The whistle blew, the scoreboard froze at 9:0. Accelerated Evolution’s humanoid robot T1 lifted the championship trophy at the RoboCup German Open adult division final. Cheng Hao, former captain of Tsinghua University’s Vulcan Team, fulfilled a decade-long ambition that began during his student days.
RoboCup, known as the “Robot World Cup,” saw Tsinghua Vulcan Team—founded by robotics professor Zhao Mingguo—claim victory with Cheng’s T1 robots. The achievement marked a full-circle moment for Cheng, who as a student had led the team to a Teen-Size division third-place finish in earlier competitions.
From Software to Hardware: A Founder’s Journey
After graduating, Cheng’s career initially diverged from robotics—he founded productivity app “Morning & Night Calendar,” later acquired by ByteDance where he became Vice President of Feishu (Lark). The 2023 ChatGPT 3.0 breakthrough, however, sharpened his vision for combining large language models with robotic motion control. “This historical juncture offers unparalleled potential for humanoid robots,” Cheng observed. “They’ll evolve into multimodal systems that perceive and influence the physical world—requiring new hardware platforms.”
This insight led to Accelerated Evolution’s founding in August 2023, assembling former Vulcan Team members for R&D and recruiting Professor Zhao as Chief Scientist. Within a year, their T1 prototype was competing—and winning—on the global stage.
T1’s RoboCup Dominance
At March’s RoboCup German Open final, T1 robots demonstrated startling sophistication—one “predicted” an opponent’s defensive route, maneuvering around a taller German robot to score. The 9:0 shutout victory forced rule changes mid-tournament as most competitors’ robots couldn’t withstand physical collisions.
This followed a challenging July 2024 debut where overheating joints and communication failures required 10 backup robots for a single match. “We embraced ‘compensate height with skill’ as our motto,” Cheng said. Post-match analysis drove material science breakthroughs—testing new “skin” composites by dropping 20kg balls from two meters—and algorithm refinements that reduced stand-up time from 10 seconds to one.
Beijing’s Tech Ambassador
By August 2024, T1 became Beijing’s “city tech icon,” showcased at the Zhongguancun Forum where dozens performed synchronized push-ups, hosted panels, and played football—demonstrating collective AI intelligence. Mass production began in October, with the 100th unit delivered this March.

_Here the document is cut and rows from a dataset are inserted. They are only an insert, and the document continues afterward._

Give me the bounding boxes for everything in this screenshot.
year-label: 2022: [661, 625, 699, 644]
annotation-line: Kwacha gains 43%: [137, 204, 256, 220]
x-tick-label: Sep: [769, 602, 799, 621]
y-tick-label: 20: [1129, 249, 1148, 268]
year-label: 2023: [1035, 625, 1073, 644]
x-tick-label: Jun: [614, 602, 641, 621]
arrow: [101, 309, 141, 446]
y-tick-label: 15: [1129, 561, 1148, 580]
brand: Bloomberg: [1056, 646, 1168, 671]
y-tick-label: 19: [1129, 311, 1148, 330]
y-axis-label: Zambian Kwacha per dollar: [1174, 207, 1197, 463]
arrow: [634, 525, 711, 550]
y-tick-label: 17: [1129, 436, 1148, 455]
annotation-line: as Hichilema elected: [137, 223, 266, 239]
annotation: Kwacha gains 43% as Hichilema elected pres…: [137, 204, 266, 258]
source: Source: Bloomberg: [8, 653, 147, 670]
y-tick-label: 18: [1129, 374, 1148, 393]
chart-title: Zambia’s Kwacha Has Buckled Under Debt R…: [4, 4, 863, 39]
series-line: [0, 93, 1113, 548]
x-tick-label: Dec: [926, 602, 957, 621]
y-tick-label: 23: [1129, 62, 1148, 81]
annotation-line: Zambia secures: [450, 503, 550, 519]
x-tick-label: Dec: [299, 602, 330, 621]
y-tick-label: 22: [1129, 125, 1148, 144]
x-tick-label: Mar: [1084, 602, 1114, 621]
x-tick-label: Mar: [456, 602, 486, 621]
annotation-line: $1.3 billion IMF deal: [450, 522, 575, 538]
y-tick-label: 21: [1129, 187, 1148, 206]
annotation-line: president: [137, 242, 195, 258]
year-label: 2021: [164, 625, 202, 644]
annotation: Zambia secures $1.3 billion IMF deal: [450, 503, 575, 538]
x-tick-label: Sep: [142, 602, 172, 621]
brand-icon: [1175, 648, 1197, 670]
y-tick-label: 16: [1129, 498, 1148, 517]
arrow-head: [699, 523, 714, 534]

Technically, T1 employs reinforcement learning where thousands of virtual robots train in simulated environments. “It’s like a child learning to walk—but compressed into hours equivalent to a decade of human practice,” Cheng explained. Reward-punishment mechanisms guide training before deploying models to physical units, coordinating full-body joints for complex actions like powerful kicks.
The Future of Embodied AI
“Football is an efficient testing ground requiring vision, decision-making, and motion control—skills transferable to real-world tasks,” Cheng noted. While acknowledging current limitations in embodied AI models, he believes they represent the industry’s future direction.

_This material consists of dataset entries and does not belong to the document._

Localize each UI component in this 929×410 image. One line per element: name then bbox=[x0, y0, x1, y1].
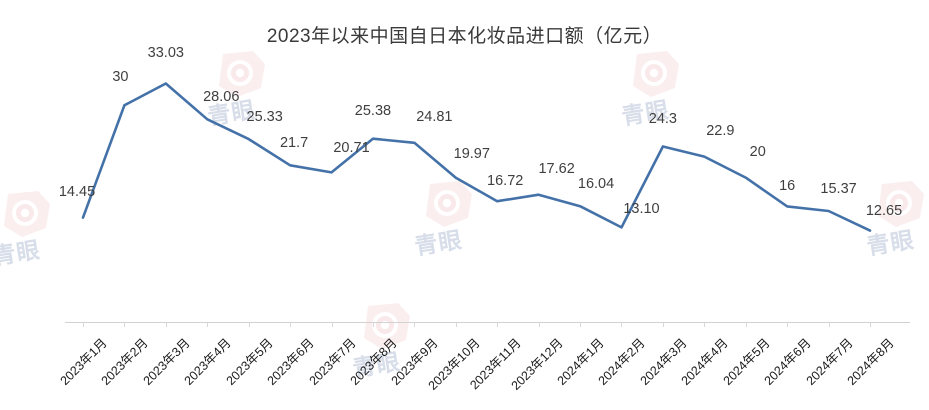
x-axis-label: 2023年10月 bbox=[425, 335, 483, 393]
x-axis-line bbox=[65, 322, 910, 327]
x-axis-label: 2024年7月 bbox=[803, 335, 856, 388]
x-axis-label: 2023年2月 bbox=[98, 335, 152, 388]
x-axis-label: 2023年7月 bbox=[306, 335, 359, 388]
x-axis-label: 2023年3月 bbox=[140, 335, 193, 388]
x-axis-tick bbox=[745, 323, 747, 327]
x-axis-tick bbox=[580, 323, 582, 327]
x-axis-label: 2023年4月 bbox=[181, 335, 234, 388]
x-axis-tick bbox=[621, 323, 623, 327]
x-axis-label: 2024年2月 bbox=[596, 335, 649, 388]
x-axis-label: 2023年1月 bbox=[57, 335, 110, 388]
x-axis-tick bbox=[207, 323, 209, 327]
x-axis-label: 2023年12月 bbox=[508, 335, 566, 393]
x-axis-tick bbox=[83, 323, 84, 327]
x-axis-label: 2023年5月 bbox=[223, 335, 276, 388]
x-axis-tick bbox=[662, 323, 664, 327]
x-axis-tick bbox=[787, 323, 789, 327]
x-axis-label: 2024年6月 bbox=[761, 335, 814, 388]
x-axis-label: 2024年4月 bbox=[678, 335, 732, 388]
x-axis-tick bbox=[124, 323, 126, 327]
x-axis-tick bbox=[165, 323, 167, 327]
x-axis-tick bbox=[455, 323, 457, 327]
x-axis-label: 2023年8月 bbox=[347, 335, 400, 388]
x-axis-tick bbox=[372, 323, 374, 327]
line-series-path bbox=[81, 82, 872, 232]
chart-title: 2023年以来中国自日本化妆品进口额（亿元） bbox=[266, 26, 663, 47]
x-axis-label: 2024年8月 bbox=[844, 335, 897, 388]
x-axis-tick bbox=[414, 323, 416, 327]
x-axis-tick bbox=[290, 323, 292, 327]
x-axis-label: 2024年5月 bbox=[720, 335, 773, 388]
plot-area bbox=[81, 82, 872, 232]
x-axis-tick bbox=[828, 323, 830, 327]
x-axis-label: 2023年9月 bbox=[388, 335, 442, 388]
watermark-text: 青眼 bbox=[350, 349, 403, 383]
x-axis-tick bbox=[538, 323, 540, 327]
x-axis-label: 2023年6月 bbox=[264, 335, 317, 388]
line-series-svg bbox=[81, 82, 872, 232]
x-axis-tick bbox=[331, 323, 333, 327]
x-axis-label: 2023年11月 bbox=[467, 335, 524, 393]
x-axis-label: 2024年3月 bbox=[637, 335, 690, 388]
x-axis-tick bbox=[704, 323, 706, 327]
x-axis-label: 2024年1月 bbox=[554, 335, 607, 388]
x-axis-tick bbox=[870, 323, 871, 327]
x-axis-tick bbox=[248, 323, 250, 327]
x-axis-tick bbox=[497, 323, 499, 327]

Backed by Zhongguancun Science City’s Pre-A funding, Cheng envisions humanoid robots reaching billions of units across factories, offices, and homes—a trajectory he compares to computers evolving from luxury items to ubiquity. “Like in Klara and the Sun, they’ll eventually wait in storefronts for adoption,” he mused, referencing Kazuo Ishiguro’s novel about artificial companions.